Eastern Asia ranks as the fifth most active crypto market globally, contributing 8.8% to worldwide crypto activity between July 2022 and June 2023. While the region’s crypto market isn’t as heavily influenced by institutional activity compared to other major markets, it boasts a higher engagement in decentralized finance (DeFi) than comparable regions like the Middle East, North Africa, and Latin America.
In recent years, Eastern Asia’s crypto market has seen a decline—once a dominant force driven by China’s enormous trading and mining sectors. Since 2019, China’s influence has waned, largely due to the country’s strict regulations and bans on cryptocurrency. Despite these hurdles, Hong Kong has emerged as a beacon of hope for the region, with a series of crypto-friendly initiatives sparking optimism about the future of digital assets in East Asia.
Hong Kong’s Crypto Rise: A Sign of Change for China?

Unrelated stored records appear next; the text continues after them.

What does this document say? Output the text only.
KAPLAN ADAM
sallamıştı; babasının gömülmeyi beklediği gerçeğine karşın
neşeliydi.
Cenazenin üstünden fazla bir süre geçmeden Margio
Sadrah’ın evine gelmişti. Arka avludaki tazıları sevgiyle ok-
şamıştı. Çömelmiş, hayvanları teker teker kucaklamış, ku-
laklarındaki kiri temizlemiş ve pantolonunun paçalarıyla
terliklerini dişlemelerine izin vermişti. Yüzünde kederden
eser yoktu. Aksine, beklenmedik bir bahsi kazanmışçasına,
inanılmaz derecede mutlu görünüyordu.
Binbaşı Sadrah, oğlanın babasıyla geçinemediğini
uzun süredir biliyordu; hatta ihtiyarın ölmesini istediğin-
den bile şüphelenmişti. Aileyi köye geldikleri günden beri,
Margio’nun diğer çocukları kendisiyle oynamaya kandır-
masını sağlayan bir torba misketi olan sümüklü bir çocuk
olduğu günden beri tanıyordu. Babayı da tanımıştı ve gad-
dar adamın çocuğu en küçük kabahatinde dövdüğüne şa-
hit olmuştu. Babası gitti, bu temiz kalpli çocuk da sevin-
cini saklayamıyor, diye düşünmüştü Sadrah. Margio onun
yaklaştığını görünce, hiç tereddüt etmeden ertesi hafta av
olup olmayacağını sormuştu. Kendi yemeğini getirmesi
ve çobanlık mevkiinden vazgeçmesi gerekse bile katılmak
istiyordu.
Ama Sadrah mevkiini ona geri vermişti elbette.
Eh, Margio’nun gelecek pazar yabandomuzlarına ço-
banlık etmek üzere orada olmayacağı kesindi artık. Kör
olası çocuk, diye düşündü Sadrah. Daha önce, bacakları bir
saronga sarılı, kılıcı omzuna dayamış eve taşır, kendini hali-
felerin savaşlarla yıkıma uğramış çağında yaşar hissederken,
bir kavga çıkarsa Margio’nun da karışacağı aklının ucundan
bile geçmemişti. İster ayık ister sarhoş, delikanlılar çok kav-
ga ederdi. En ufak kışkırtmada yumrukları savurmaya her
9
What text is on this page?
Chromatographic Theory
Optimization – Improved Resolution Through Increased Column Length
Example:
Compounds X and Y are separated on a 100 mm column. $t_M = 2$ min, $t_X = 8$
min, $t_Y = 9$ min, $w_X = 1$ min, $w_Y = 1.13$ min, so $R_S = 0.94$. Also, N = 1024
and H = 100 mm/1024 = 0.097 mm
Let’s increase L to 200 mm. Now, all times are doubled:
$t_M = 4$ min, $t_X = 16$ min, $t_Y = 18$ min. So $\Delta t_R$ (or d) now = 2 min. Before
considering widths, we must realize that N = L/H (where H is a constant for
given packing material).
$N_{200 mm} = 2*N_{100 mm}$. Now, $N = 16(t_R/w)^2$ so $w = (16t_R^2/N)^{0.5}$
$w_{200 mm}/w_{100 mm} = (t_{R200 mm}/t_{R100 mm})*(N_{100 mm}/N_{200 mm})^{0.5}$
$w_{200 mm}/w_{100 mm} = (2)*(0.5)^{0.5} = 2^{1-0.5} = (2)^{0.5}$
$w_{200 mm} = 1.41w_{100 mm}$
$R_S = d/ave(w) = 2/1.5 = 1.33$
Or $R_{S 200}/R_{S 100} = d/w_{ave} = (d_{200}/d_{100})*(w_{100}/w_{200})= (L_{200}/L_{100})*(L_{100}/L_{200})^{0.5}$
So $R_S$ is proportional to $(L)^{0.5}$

Hong Kong has gained attention for its growing crypto market, receiving an estimated $64 billion in crypto transactions between July 2022 and June 2023. While China still surpasses Hong Kong, with $86 billion in the same period, the comparison is striking given Hong Kong’s much smaller population. Much of Hong Kong’s crypto activity is driven by its over-the-counter (OTC) markets, where high net-worth individuals and institutional investors privately conduct large transactions, often bypassing mainstream exchanges.
This surge in activity has raised speculation that Hong Kong may serve as a testing ground for China’s potential shift in crypto policy. While China banned most forms of cryptocurrency in 2021, the close relationship between Hong Kong and the mainland suggests that China’s crypto stance could be evolving. Hong Kong’s implementation of rules allowing retail crypto trading in a regulated environment, along with the involvement of Chinese state-owned enterprises in crypto investments, supports this theory.
What Drives Hong Kong’s Crypto Adoption?
The key drivers of crypto adoption in Hong Kong range from institutional investments to international payments. Many high-net-worth individuals and institutional investors view cryptocurrencies, especially Bitcoin and Ethereum, as part of a diversified portfolio. Dave Chapman of OSL Digital Securities noted that digital assets are now widely accepted as part of the financial landscape, with investors keen on exploring new digital asset strategies.
Beyond institutional interests, Hong Kong also attracts foreign users who leverage cryptocurrency to move wealth out of unstable economies or bypass strict capital controls. Russians, Ukrainians, and mainland Chinese are using crypto services in Hong Kong to safely transfer assets across borders or on-ramp from fiat currency to cryptocurrency, highlighting the city’s role as a global financial hub.
Regional Trends: How Does Hong Kong Compare?
Within Eastern Asia, crypto usage varies widely. For example, South Korea, which has strict regulations making it difficult for institutions to participate in crypto markets, shows a strong preference for centralized exchanges. In contrast, Japan’s market aligns more closely with global trends, with significant engagement in both centralized and DeFi protocols.
China and Hong Kong stand out for their high levels of OTC activity, where crypto transactions are often conducted off-exchange, in grey or informal markets. Despite the Chinese government’s stringent stance on cryptocurrency, some mainland Chinese users still find ways to access digital assets through Hong Kong’s more flexible regulatory environment.
What Does Hong Kong’s Crypto Boom Mean for China?
The big question remains: Does Hong Kong’s rise as a crypto hub indicate a change in China’s approach to cryptocurrency? While it’s too early to draw definitive conclusions, the involvement of Chinese state-backed businesses in Hong Kong’s crypto initiatives suggests that the Chinese government may be exploring the potential of digital assets. However, as Chapman explained, Hong Kong’s success in becoming a global leader in digital assets doesn’t necessarily reflect a broader policy shift in China itself.
While the long-term trajectory remains unclear, Hong Kong’s proactive stance on cryptocurrency could signal a gradual easing of China’s stringent policies. As one of the largest crypto markets in the world before the 2021 crackdown, China’s potential reintegration into the global crypto ecosystem would have profound implications for the region and beyond.
A Glimpse of What’s to Come?
Hong Kong’s booming crypto market, combined with its unique relationship with mainland China, presents intriguing possibilities for the future of digital assets in Eastern Asia. As regulations evolve and international use cases expand, Hong Kong may well pave the way for broader adoption of cryptocurrency in China and throughout the region. For now, the developments in Hong Kong offer a glimpse into what could be a major shift in the global crypto landscape, with far-reaching consequences for both retail and institutional markets.